In the SPRUCE project, we are developing a data assimilation and operational ecological forecasting system called ECOlogical Platform for Assimilation of Data (ECOPAD). Pretreatment data sets from different field campaigns are compiled, including large-collar in situ CO2 flux measurements across 4 years, aboveground NPP and carbon pool sizes from sampled vegetation, phenological data derived from PhenoCam imagery, and peat carbon from core samples. The data sets are then assimilated into the Terrestrial ECOsystem (TECO) model using a Markov chain Monte Carlo technique to constrain parameters. The TECO model is used because it simulates processes of canopy photosynthesis, plant growth, carbon transfer among compartments, and soil water dynamics. Unlike Earth system models, the TECO model is simple enough to overcome computational cost. With data assimilation, we can quantify how much uncertainty of forecasting could be reduced as more data become available. The relative contributions of external forcing versus model parameters to the uncertainty of forecasting can also be estimated. The projections of carbon cycles will be compared to future data streams to refine model structure, update model parameters, generate new scientific questions, and test competing hypotheses. The new data sets are then assimilated to enable new projections. This flow of work should be done regularly and automated in an operational system such as ECOPAD.

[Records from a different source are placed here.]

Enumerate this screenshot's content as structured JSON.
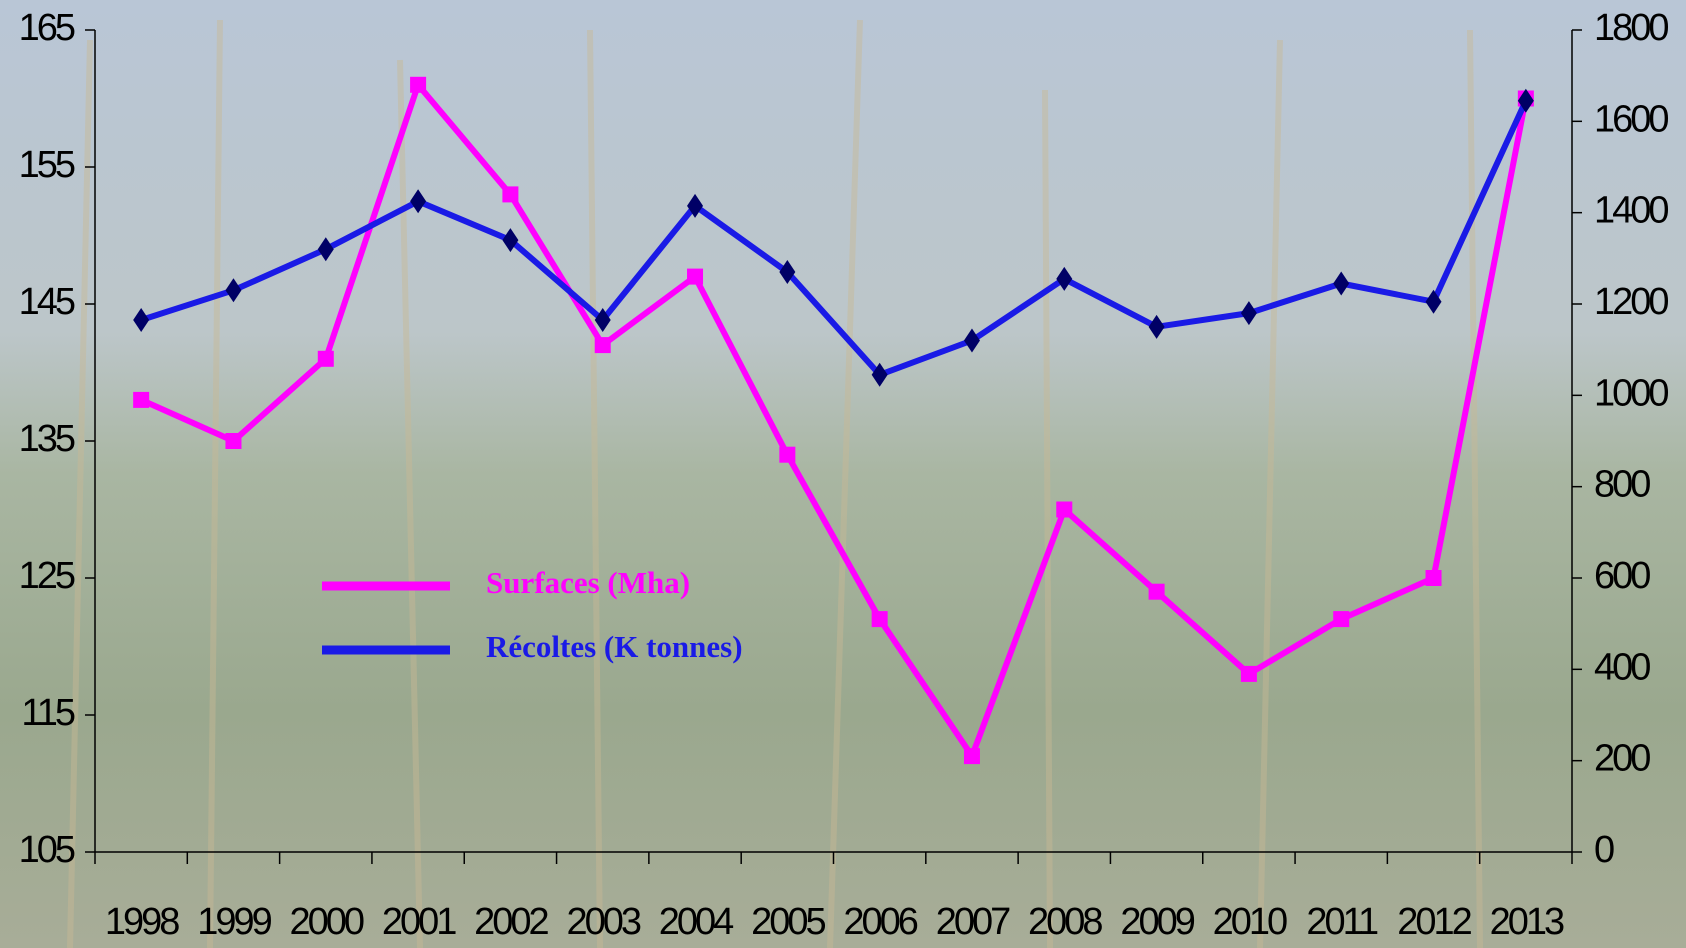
{
  "chart_data": {
    "type": "line",
    "categories": [
      "1998",
      "1999",
      "2000",
      "2001",
      "2002",
      "2003",
      "2004",
      "2005",
      "2006",
      "2007",
      "2008",
      "2009",
      "2010",
      "2011",
      "2012",
      "2013"
    ],
    "series": [
      {
        "name": "Surfaces (Mha)",
        "color": "#ff00ff",
        "marker": "square",
        "values": [
          138,
          135,
          141,
          161,
          153,
          142,
          147,
          134,
          122,
          112,
          130,
          124,
          118,
          122,
          125,
          160
        ]
      },
      {
        "name": "Récoltes (K tonnes)",
        "color": "#1a1ae6",
        "marker": "diamond",
        "axis": "y2",
        "values": [
          1165,
          1230,
          1320,
          1425,
          1340,
          1165,
          1415,
          1270,
          1045,
          1120,
          1255,
          1150,
          1180,
          1245,
          1205,
          1645
        ]
      }
    ],
    "ylim": [
      105,
      165
    ],
    "yticks": [
      105,
      115,
      125,
      135,
      145,
      155,
      165
    ],
    "y2lim": [
      0,
      1800
    ],
    "y2ticks": [
      0,
      200,
      400,
      600,
      800,
      1000,
      1200,
      1400,
      1600,
      1800
    ],
    "legend": "center-left"
  }
}
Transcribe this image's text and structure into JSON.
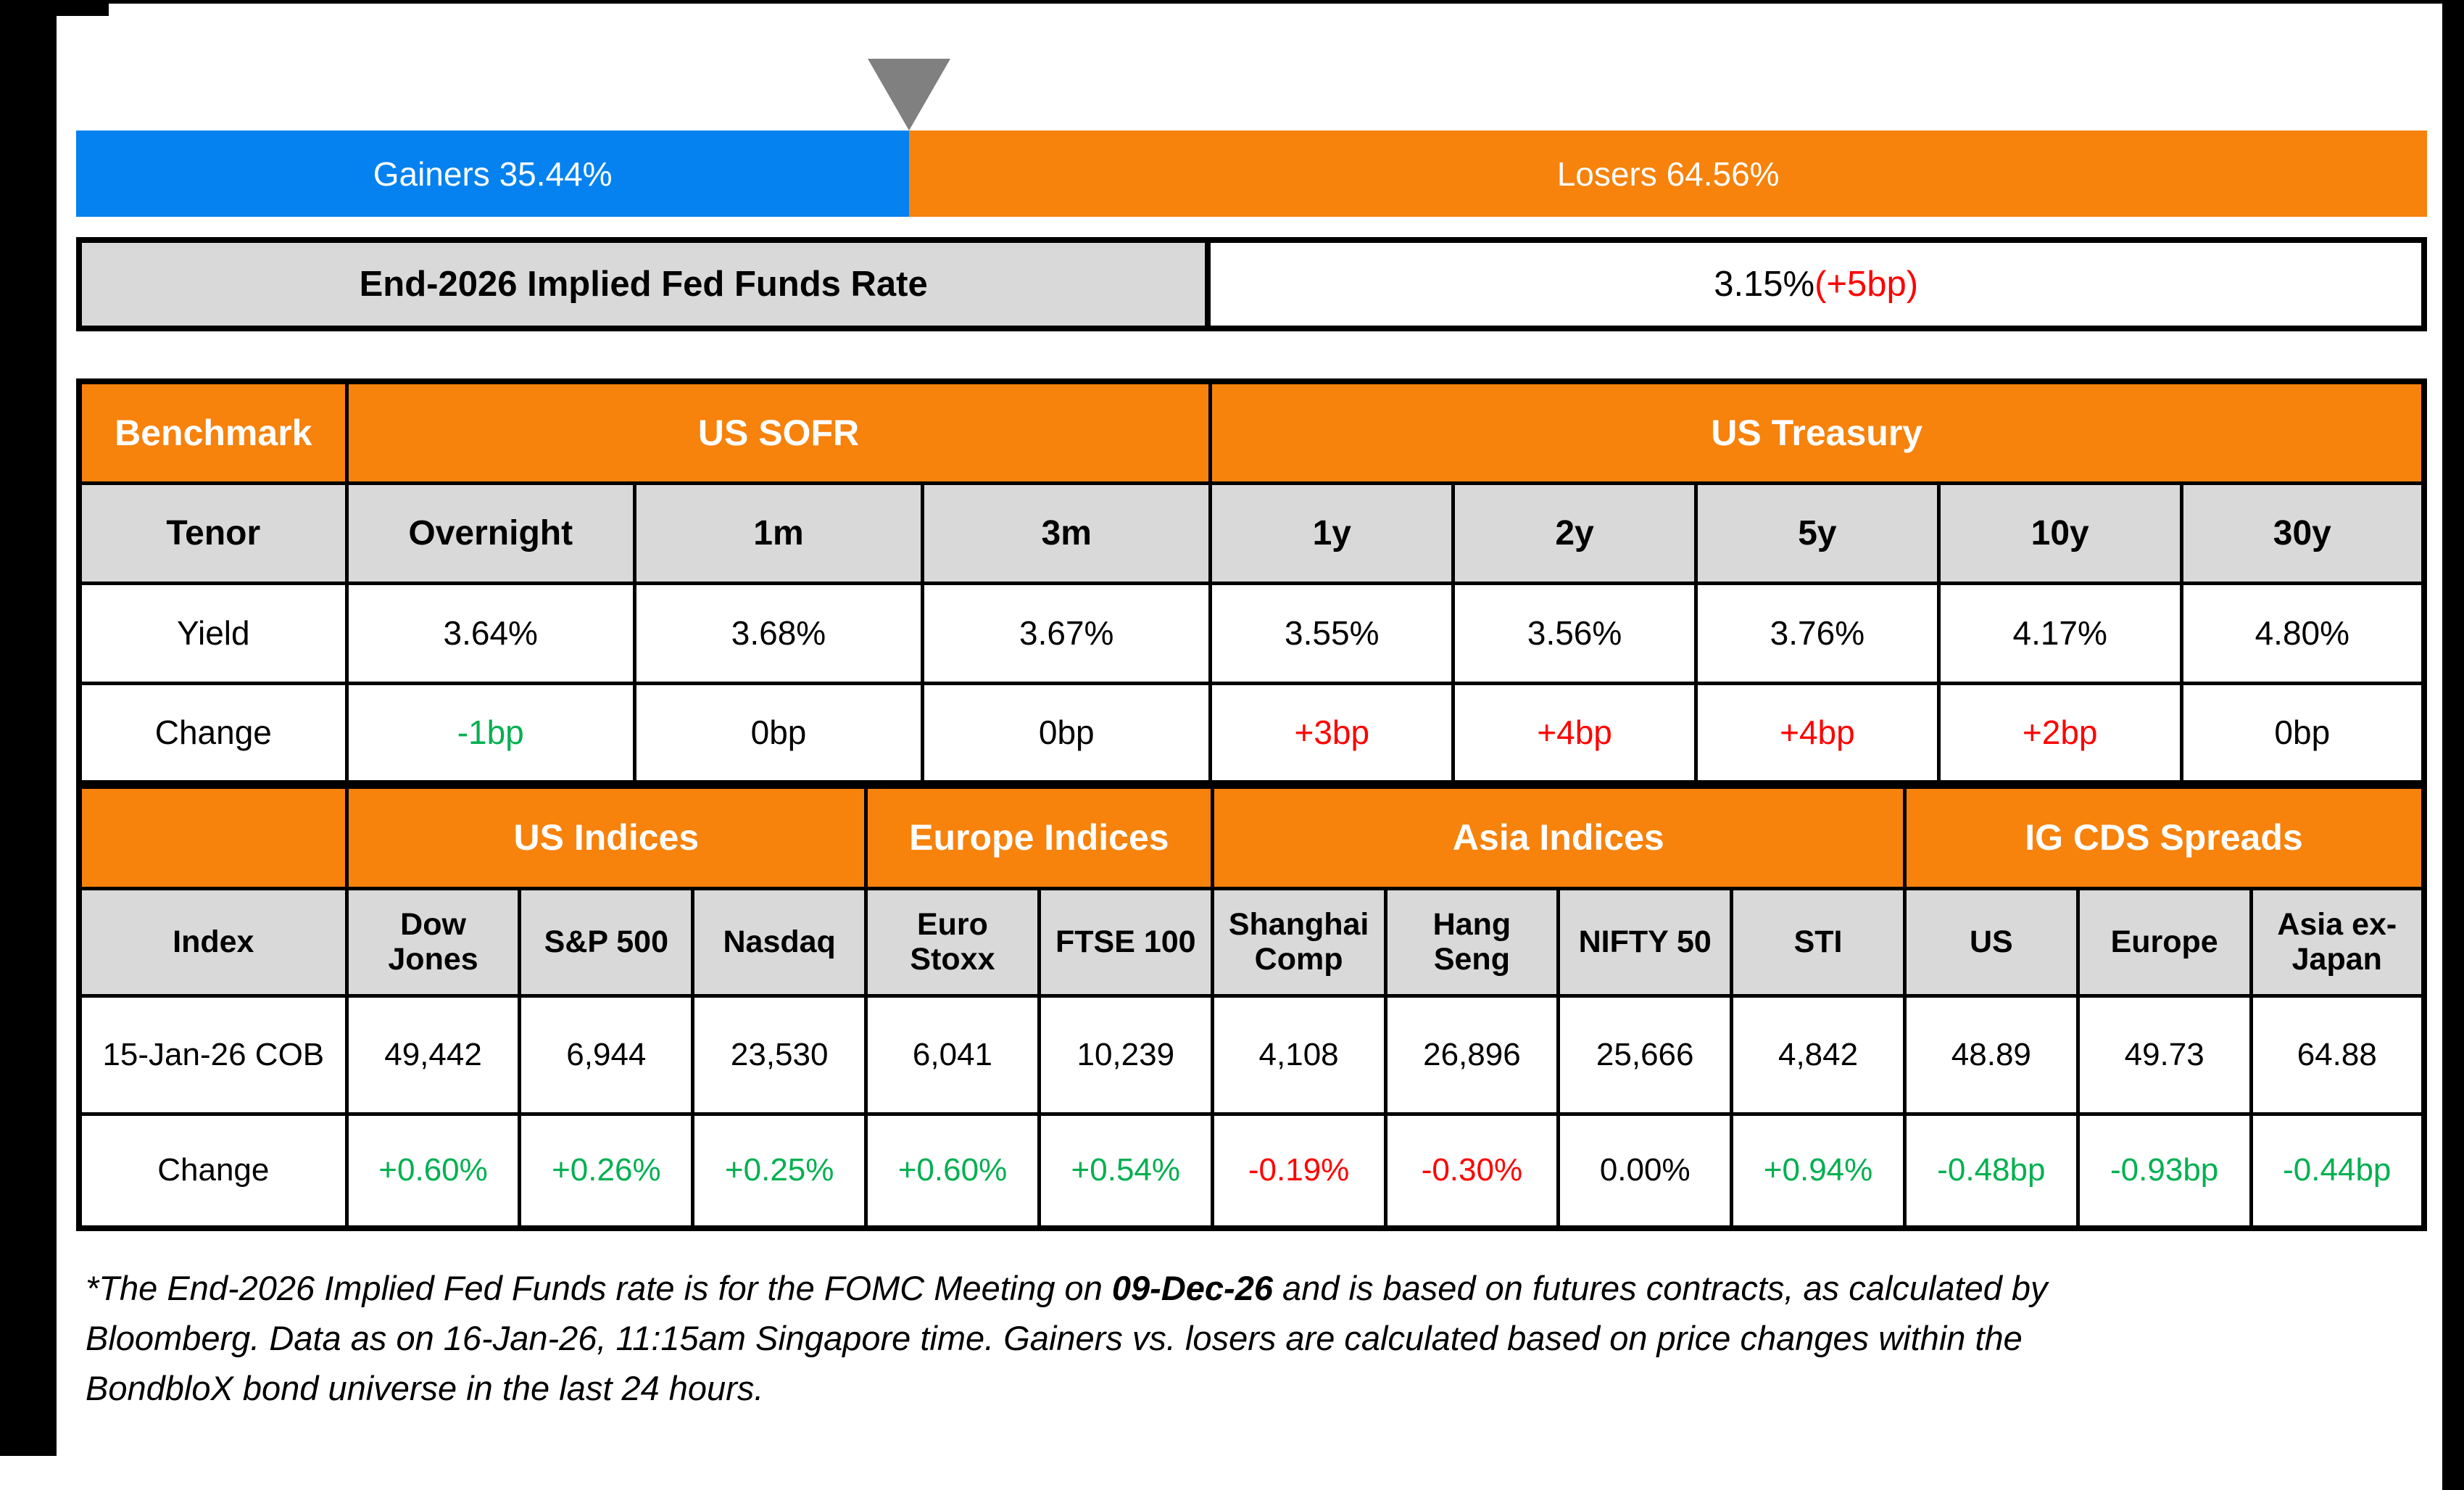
{
  "palette": {
    "bar_blue": "#0582F0",
    "bar_orange": "#F7820C",
    "header_orange": "#F7820C",
    "cell_gray": "#D9D9D9",
    "positive_green": "#00B050",
    "negative_red": "#FF0000",
    "marker_gray": "#808080"
  },
  "gainers_losers_bar": {
    "gainers_label": "Gainers 35.44%",
    "gainers_pct": 35.44,
    "losers_label": "Losers 64.56%",
    "losers_pct": 64.56
  },
  "fed_funds": {
    "label": "End-2026 Implied Fed Funds Rate",
    "value": "3.15%",
    "change": " (+5bp)"
  },
  "benchmark_table": {
    "corner_label": "Benchmark",
    "groups": [
      "US SOFR",
      "US Treasury"
    ],
    "tenor_label": "Tenor",
    "tenors": [
      "Overnight",
      "1m",
      "3m",
      "1y",
      "2y",
      "5y",
      "10y",
      "30y"
    ],
    "yield_label": "Yield",
    "yields": [
      "3.64%",
      "3.68%",
      "3.67%",
      "3.55%",
      "3.56%",
      "3.76%",
      "4.17%",
      "4.80%"
    ],
    "change_label": "Change",
    "changes": [
      "-1bp",
      "0bp",
      "0bp",
      "+3bp",
      "+4bp",
      "+4bp",
      "+2bp",
      "0bp"
    ]
  },
  "indices_table": {
    "groups": [
      "US Indices",
      "Europe Indices",
      "Asia Indices",
      "IG CDS Spreads"
    ],
    "index_label": "Index",
    "columns": [
      "Dow Jones",
      "S&P 500",
      "Nasdaq",
      "Euro Stoxx",
      "FTSE 100",
      "Shanghai Comp",
      "Hang Seng",
      "NIFTY 50",
      "STI",
      "US",
      "Europe",
      "Asia ex-Japan"
    ],
    "cob_label": "15-Jan-26 COB",
    "cob_values": [
      "49,442",
      "6,944",
      "23,530",
      "6,041",
      "10,239",
      "4,108",
      "26,896",
      "25,666",
      "4,842",
      "48.89",
      "49.73",
      "64.88"
    ],
    "change_label": "Change",
    "changes": [
      "+0.60%",
      "+0.26%",
      "+0.25%",
      "+0.60%",
      "+0.54%",
      "-0.19%",
      "-0.30%",
      "0.00%",
      "+0.94%",
      "-0.48bp",
      "-0.93bp",
      "-0.44bp"
    ]
  },
  "chart_data": {
    "type": "bar",
    "categories": [
      "Gainers",
      "Losers"
    ],
    "values": [
      35.44,
      64.56
    ],
    "title": "Gainers vs Losers (%)"
  },
  "footnote": {
    "line1_pre": "*The End-2026 Implied Fed Funds rate is for the FOMC Meeting on ",
    "line1_bold": "09-Dec-26",
    "line1_post": " and is based on futures contracts, as calculated by",
    "line2": "Bloomberg. Data as on 16-Jan-26, 11:15am Singapore time. Gainers vs. losers are calculated based on price changes within the",
    "line3": "BondbloX bond universe in the last 24 hours."
  }
}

Although researchers have collected enormous amounts of data to understand various ecosystem processes over past decades, a major challenge is to combine understanding of multiple processes together to form a complete picture of how ecosystems will respond as a whole. Usually, empirical data from observations and manipulative experiments are scattered among individual teams and a significant proportion of them is not published in a timely manner, or is not available to modelers even after published. In the SPRUCE experiment, while individual teams collect data to answer questions related to specific ecosystem processes, they also work as a large group to confront models with data. ORNL is developing and deploying data and information management, and integration capability required for the collection, storage, processing, discovery, access, and delivery of data, including experimental data and model outputs. These capabilities and systems are designed to facilitate uncertainty associated with characterization and quantification. The systems will also be developed for assimilation of available measurements, synthetic analysis of results, model forcing and boundary condition data sets, and model results. Such an information system facilitates data-model integration and provides accessibility to model output, benchmarking analysis, visualization, and synthesis activities.